Now, here’s the part where I tell you I’m all for promoting healthy eating in kids. Because I am. I mean, I am down with Michelle Obama’s soon-to-be-overturned school lunch reforms and everything. But when a parent sanctions something as innocent as raisins or a cookie or a couple potato chips now and again? Nunya business, school.

This doesn’t mean I don’t think schools should interfere in the parent-child realm when necessary. I mean, when a school suspects abuse, for example, absolutely it should intervene, and when a school has helpful information to share about healthy child development and nutrition measures parents can take, I’m more than grateful for the occasional flyer or brochure.

But scolding parents for sending in some gotdamned raisins with the equivalent of a parental lunch referral? Is this some kind of Punk’d documentary I’m unaware of? And does it go on our permanent records?

I’d love to say I’m the perfect lunch packer, but that’s just not true. Most times I’m scrambling to balance animal crackers and juice boxes with the right amount of raw veggies and fruits to even out the equation. Just today I packed my kids leftover pizza and cookies because THAT’S WHAT WE HAD. But I’m trying.

And who is the school to comment on a situation they know nothing about anyway? Maybe that’s all this mom could afford to send in. Maybe it’s the only thing her child will eat, and when you have a child who struggles to ingest the right number of calories to maintain a healthy weight, sometimes you have to make exceptions to dietary rules. Maybe it’s something else entirely. I mean, they don’t know us.

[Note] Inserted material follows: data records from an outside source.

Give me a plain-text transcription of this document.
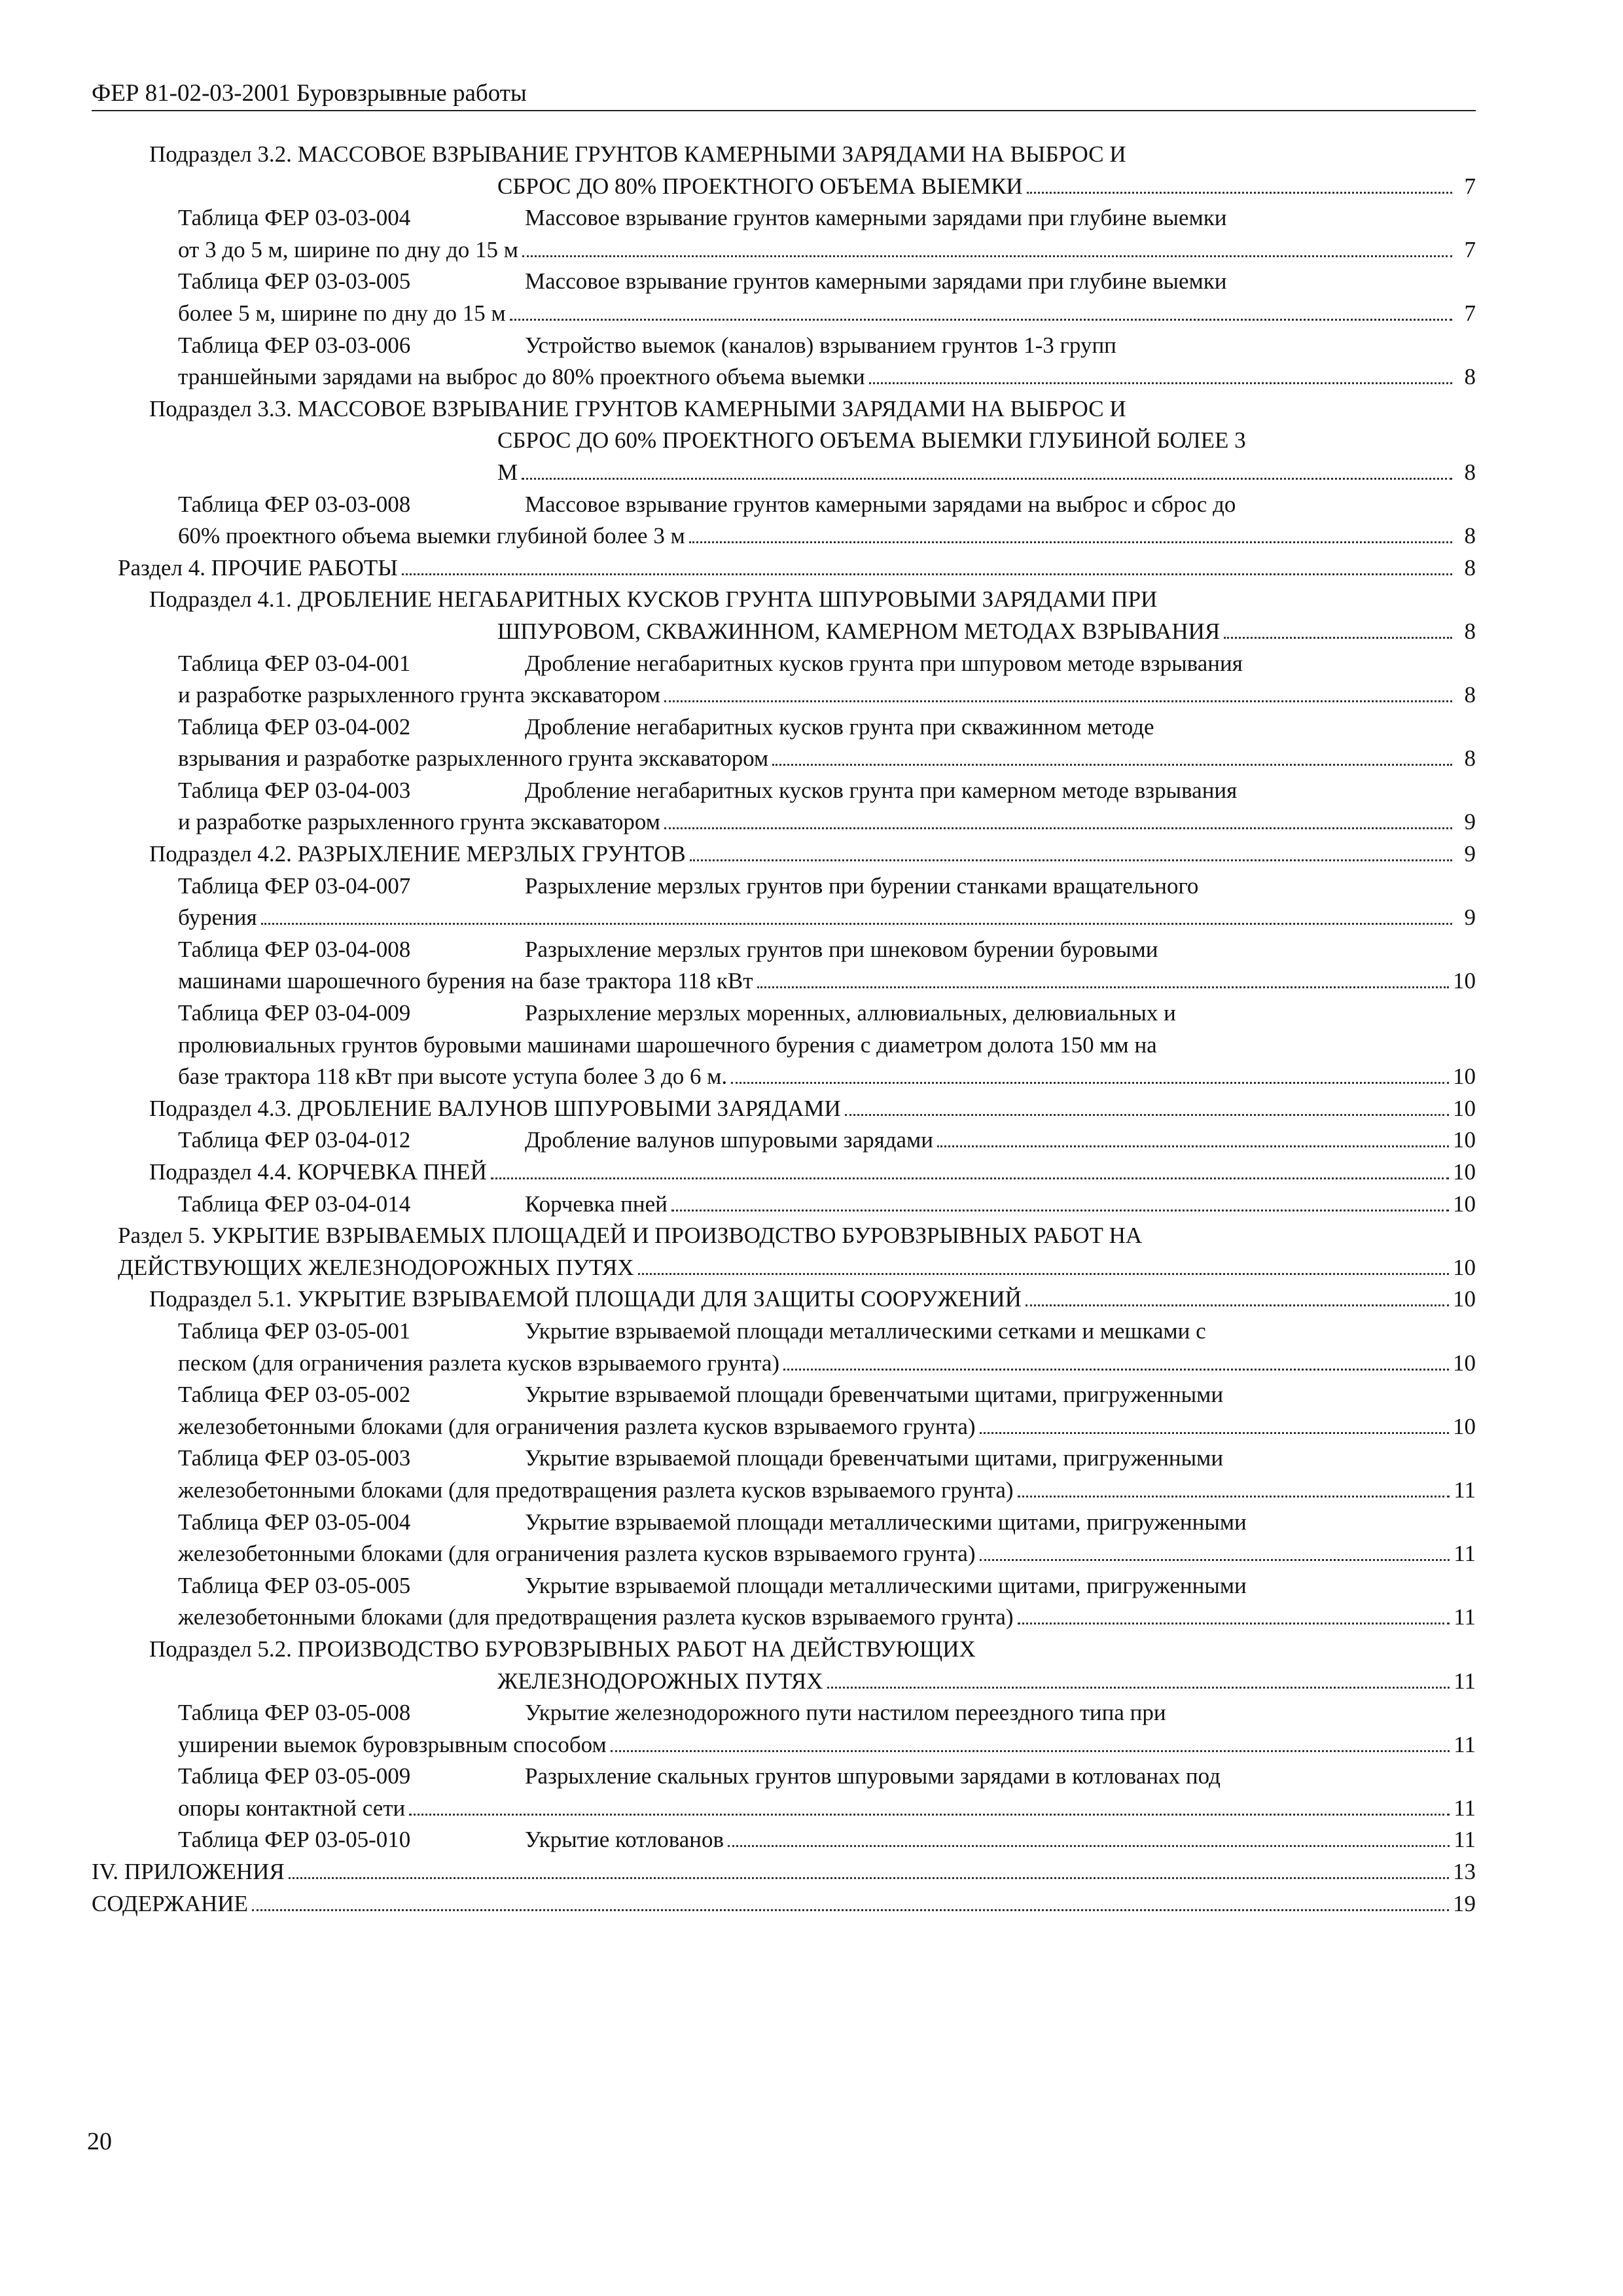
ФЕР 81-02-03-2001 Буровзрывные работы
Подраздел 3.2. МАССОВОЕ ВЗРЫВАНИЕ ГРУНТОВ КАМЕРНЫМИ ЗАРЯДАМИ НА ВЫБРОС И
СБРОС ДО 80% ПРОЕКТНОГО ОБЪЕМА ВЫЕМКИ	7
Таблица ФЕР 03-03-004	Массовое взрывание грунтов камерными зарядами при глубине выемки
от 3 до 5 м, ширине по дну до 15 м	7
Таблица ФЕР 03-03-005	Массовое взрывание грунтов камерными зарядами при глубине выемки
более 5 м, ширине по дну до 15 м	7
Таблица ФЕР 03-03-006	Устройство выемок (каналов) взрыванием грунтов 1-3 групп
траншейными зарядами на выброс до 80% проектного объема выемки	8
Подраздел 3.3. МАССОВОЕ ВЗРЫВАНИЕ ГРУНТОВ КАМЕРНЫМИ ЗАРЯДАМИ НА ВЫБРОС И
СБРОС ДО 60% ПРОЕКТНОГО ОБЪЕМА ВЫЕМКИ ГЛУБИНОЙ БОЛЕЕ 3
М	8
Таблица ФЕР 03-03-008	Массовое взрывание грунтов камерными зарядами на выброс и сброс до
60% проектного объема выемки глубиной более 3 м	8
Раздел 4. ПРОЧИЕ РАБОТЫ	8
Подраздел 4.1. ДРОБЛЕНИЕ НЕГАБАРИТНЫХ КУСКОВ ГРУНТА ШПУРОВЫМИ ЗАРЯДАМИ ПРИ
ШПУРОВОМ, СКВАЖИННОМ, КАМЕРНОМ МЕТОДАХ ВЗРЫВАНИЯ	8
Таблица ФЕР 03-04-001	Дробление негабаритных кусков грунта при шпуровом методе взрывания
и разработке разрыхленного грунта экскаватором	8
Таблица ФЕР 03-04-002	Дробление негабаритных кусков грунта при скважинном методе
взрывания и разработке разрыхленного грунта экскаватором	8
Таблица ФЕР 03-04-003	Дробление негабаритных кусков грунта при камерном методе взрывания
и разработке разрыхленного грунта экскаватором	9
Подраздел 4.2. РАЗРЫХЛЕНИЕ МЕРЗЛЫХ ГРУНТОВ	9
Таблица ФЕР 03-04-007	Разрыхление мерзлых грунтов при бурении станками вращательного
бурения	9
Таблица ФЕР 03-04-008	Разрыхление мерзлых грунтов при шнековом бурении буровыми
машинами шарошечного бурения на базе трактора 118 кВт	10
Таблица ФЕР 03-04-009	Разрыхление мерзлых моренных, аллювиальных, делювиальных и
пролювиальных грунтов буровыми машинами шарошечного бурения с диаметром долота 150 мм на
базе трактора 118 кВт при высоте уступа более 3 до 6 м.	10
Подраздел 4.3. ДРОБЛЕНИЕ ВАЛУНОВ ШПУРОВЫМИ ЗАРЯДАМИ	10
Таблица ФЕР 03-04-012	Дробление валунов шпуровыми зарядами	10
Подраздел 4.4. КОРЧЕВКА ПНЕЙ	10
Таблица ФЕР 03-04-014	Корчевка пней	10
Раздел 5. УКРЫТИЕ ВЗРЫВАЕМЫХ ПЛОЩАДЕЙ И ПРОИЗВОДСТВО БУРОВЗРЫВНЫХ РАБОТ НА
ДЕЙСТВУЮЩИХ ЖЕЛЕЗНОДОРОЖНЫХ ПУТЯХ	10
Подраздел 5.1. УКРЫТИЕ ВЗРЫВАЕМОЙ ПЛОЩАДИ ДЛЯ ЗАЩИТЫ СООРУЖЕНИЙ	10
Таблица ФЕР 03-05-001	Укрытие взрываемой площади металлическими сетками и мешками с
песком (для ограничения разлета кусков взрываемого грунта)	10
Таблица ФЕР 03-05-002	Укрытие взрываемой площади бревенчатыми щитами, пригруженными
железобетонными блоками (для ограничения разлета кусков взрываемого грунта)	10
Таблица ФЕР 03-05-003	Укрытие взрываемой площади бревенчатыми щитами, пригруженными
железобетонными блоками (для предотвращения разлета кусков взрываемого грунта)	11
Таблица ФЕР 03-05-004	Укрытие взрываемой площади металлическими щитами, пригруженными
железобетонными блоками (для ограничения разлета кусков взрываемого грунта)	11
Таблица ФЕР 03-05-005	Укрытие взрываемой площади металлическими щитами, пригруженными
железобетонными блоками (для предотвращения разлета кусков взрываемого грунта)	11
Подраздел 5.2. ПРОИЗВОДСТВО БУРОВЗРЫВНЫХ РАБОТ НА ДЕЙСТВУЮЩИХ
ЖЕЛЕЗНОДОРОЖНЫХ ПУТЯХ	11
Таблица ФЕР 03-05-008	Укрытие железнодорожного пути настилом переездного типа при
уширении выемок буровзрывным способом	11
Таблица ФЕР 03-05-009	Разрыхление скальных грунтов шпуровыми зарядами в котлованах под
опоры контактной сети	11
Таблица ФЕР 03-05-010	Укрытие котлованов	11
IV. ПРИЛОЖЕНИЯ	13
СОДЕРЖАНИЕ	19
20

They don’t know our address.

Also, and perhaps most importantly, I’m the parent, not the school. If I allow my kids a little treat now and then, so be it. Everything in moderation.

And when schools — the same institutions that serve grilled cheese, tacos, french toast sticks dripping in syrup, and chicken nuggets for hot lunch — have the gall to call parents out for a fruit snack of all things?

That’s a whole lotta hell to the no right there.